The creator of jazz’s spiritual anthem, “The Creator Has a Master Plan” has passed. The deeply revered Pharoah Sanders is gone at age 81. Now he moves on to that spiritual place he often invoked in his music. The influential, explorative tenor saxophonist stayed vital in recent years and has released his celebrated 2021 album Promises with Floating Points, aka Sam Shepherd. He had also appeared on the highly acclaimed 2019 In the Key of the Universe from the late Joey DeFrancesco. He had performed at the Detroit Jazz Festival in 2020 and in concert that same year with one of his most ardent disciples, Azar Lawrence.
Sanders was a kind, gentle soul whose fierce, fiery and often shrill playing belied that image. He built his reputation, first in John Coltrane’s later period in the mid-sixties on albums such as Coltrane’s 1965 Ascension and 1966’s Live In Seattle. Out of that same period came the recent archival releases – 2014’s Offering Live at Temple University and 2021’s A Love Supreme Live in Seattle. Sanders, of course, released many landmark recordings of his known, especially his 1969 LP Karma, which contained his single best-known piece of music is “The Creator Has a Master Plan,” an expansive, cacophonous soulful vocal refrains that Sanders continued to perform in live performances throughout his career. Other albums on Impulse! Records such as Black Unity and Thembi are also great examples of his lengthy improvisational style as is 1994’s Journey to the One. The lesser known is Sanders’ tender side, heard on his gorgeous, beloved tribute to Coltrane on 1992’s series of ballads, Crescent With Love.
Pharoah was born Ferrell Sanders on Oct. 13, 1940, in Little Rock, Ark. His love of music began at home, through his choir-leading grandfather. After high school — and a switch from the clarinet to the alto saxophone, before finally settling into the tenor sax — Sanders moved to the West Coast around 1959, attending Oakland Junior College, expanding his musical palette and pursuing the horizon, sitting in with avant-garde saxophonists like Sonny Simmons and Dewey Redman. While there, Sanders first met and befriended John Coltrane, though they wouldn’t work together until many years later. In 1961, Sanders relocated to New York, looking to join the city’s burgeoning jazz scene, where Coltrane was a prime figure. Ascension, recorded in 1965 and released the following year, was a late-in-life turning point for Coltrane, which many point to as Coltrane’s own most spiritual album (not A Love Supreme).and, by extension, Sanders, who would become known for using his atonal screeching, and howling fills and ever searching quests that pushed Trane to soar even higher.

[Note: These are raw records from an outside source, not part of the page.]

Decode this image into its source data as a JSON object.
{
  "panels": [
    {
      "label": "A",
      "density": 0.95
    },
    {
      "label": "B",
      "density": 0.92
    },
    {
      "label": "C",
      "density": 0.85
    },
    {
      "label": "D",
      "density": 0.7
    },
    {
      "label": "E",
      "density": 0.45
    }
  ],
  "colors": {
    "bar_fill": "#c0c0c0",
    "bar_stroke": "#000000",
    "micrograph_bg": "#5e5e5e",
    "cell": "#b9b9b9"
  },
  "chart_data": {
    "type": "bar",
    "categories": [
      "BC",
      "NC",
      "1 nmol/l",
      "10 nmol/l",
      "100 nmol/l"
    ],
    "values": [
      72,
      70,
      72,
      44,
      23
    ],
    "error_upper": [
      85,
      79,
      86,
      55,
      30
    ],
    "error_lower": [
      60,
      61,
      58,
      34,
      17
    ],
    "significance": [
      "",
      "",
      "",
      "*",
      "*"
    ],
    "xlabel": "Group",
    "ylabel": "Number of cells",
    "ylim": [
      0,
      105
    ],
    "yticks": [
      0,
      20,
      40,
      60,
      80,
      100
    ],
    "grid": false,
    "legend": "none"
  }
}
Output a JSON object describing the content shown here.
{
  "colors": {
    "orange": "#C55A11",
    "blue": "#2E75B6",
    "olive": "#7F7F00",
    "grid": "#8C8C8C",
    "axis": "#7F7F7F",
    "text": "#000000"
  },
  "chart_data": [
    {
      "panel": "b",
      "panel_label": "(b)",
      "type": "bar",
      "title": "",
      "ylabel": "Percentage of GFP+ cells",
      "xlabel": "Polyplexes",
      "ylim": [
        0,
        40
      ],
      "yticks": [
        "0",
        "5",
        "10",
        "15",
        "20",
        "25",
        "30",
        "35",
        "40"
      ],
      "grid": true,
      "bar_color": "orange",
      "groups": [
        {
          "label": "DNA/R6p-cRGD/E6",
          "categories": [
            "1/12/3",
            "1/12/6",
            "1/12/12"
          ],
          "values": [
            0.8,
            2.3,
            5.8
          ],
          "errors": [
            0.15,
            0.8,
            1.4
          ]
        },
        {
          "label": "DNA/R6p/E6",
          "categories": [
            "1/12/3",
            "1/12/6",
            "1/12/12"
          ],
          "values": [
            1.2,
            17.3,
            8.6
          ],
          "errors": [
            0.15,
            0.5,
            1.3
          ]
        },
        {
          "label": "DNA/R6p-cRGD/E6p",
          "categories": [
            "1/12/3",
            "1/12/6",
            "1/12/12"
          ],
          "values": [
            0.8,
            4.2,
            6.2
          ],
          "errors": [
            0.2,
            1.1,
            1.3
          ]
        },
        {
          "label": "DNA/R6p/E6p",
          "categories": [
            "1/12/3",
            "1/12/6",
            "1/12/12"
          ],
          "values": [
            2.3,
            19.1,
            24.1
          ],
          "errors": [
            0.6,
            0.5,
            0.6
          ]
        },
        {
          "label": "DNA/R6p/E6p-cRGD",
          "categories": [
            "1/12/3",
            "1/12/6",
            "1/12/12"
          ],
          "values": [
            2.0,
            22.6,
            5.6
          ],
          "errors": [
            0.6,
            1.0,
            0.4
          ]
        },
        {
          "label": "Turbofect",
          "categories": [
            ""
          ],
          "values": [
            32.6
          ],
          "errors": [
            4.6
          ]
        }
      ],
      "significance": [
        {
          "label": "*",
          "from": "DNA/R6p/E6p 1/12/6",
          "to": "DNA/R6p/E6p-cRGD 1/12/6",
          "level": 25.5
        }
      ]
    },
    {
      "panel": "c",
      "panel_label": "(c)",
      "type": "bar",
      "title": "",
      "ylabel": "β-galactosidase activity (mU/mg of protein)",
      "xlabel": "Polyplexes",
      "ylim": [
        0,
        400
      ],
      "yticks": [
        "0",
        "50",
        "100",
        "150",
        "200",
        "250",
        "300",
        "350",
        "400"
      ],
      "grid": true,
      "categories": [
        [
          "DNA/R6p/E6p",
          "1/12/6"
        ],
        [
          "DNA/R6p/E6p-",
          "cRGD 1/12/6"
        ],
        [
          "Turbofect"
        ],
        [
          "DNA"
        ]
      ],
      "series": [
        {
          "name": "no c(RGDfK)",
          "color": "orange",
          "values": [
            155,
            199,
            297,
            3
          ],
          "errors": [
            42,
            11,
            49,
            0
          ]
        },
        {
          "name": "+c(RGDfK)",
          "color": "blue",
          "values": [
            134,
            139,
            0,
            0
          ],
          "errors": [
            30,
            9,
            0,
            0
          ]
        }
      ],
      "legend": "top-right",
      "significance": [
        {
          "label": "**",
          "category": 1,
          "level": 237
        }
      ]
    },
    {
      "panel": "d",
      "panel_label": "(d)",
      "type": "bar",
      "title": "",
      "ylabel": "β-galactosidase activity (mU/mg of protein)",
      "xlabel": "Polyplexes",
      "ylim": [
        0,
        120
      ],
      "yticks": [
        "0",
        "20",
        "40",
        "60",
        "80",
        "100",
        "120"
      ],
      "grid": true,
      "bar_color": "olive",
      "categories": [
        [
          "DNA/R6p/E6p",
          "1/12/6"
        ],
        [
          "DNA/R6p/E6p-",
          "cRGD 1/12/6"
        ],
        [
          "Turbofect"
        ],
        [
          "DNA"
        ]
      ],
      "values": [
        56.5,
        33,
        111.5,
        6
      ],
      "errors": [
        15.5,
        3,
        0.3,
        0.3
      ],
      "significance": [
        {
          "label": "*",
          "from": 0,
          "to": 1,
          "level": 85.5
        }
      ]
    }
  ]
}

Sanders was remarkably humble, often characterizing himself as one who “expresses” rather than plays. Being in Coltrane’s shadow was a double-edged sword – it elevated his status but on the other hand, invariably linked him to one of the most important musical geniuses of our times. The jazz community was late in giving him his due, but the power of his music helped set the framework for this generation of artists like tenor saxophonists Kamasi Washington, James Brandon Lewis and Nubya Garcia, and multi-reedist Shabaka Hutchings, who was quoted as saying, “I find it difficult to regard Pharoah Sanders as an individual. I intuitively consider him as representational of a creative principle that centers communalism as the driving force from which spirit is manifested through sound.” Rest in peace Pharoah Sanders. You made the world a better place and your spirit will endure.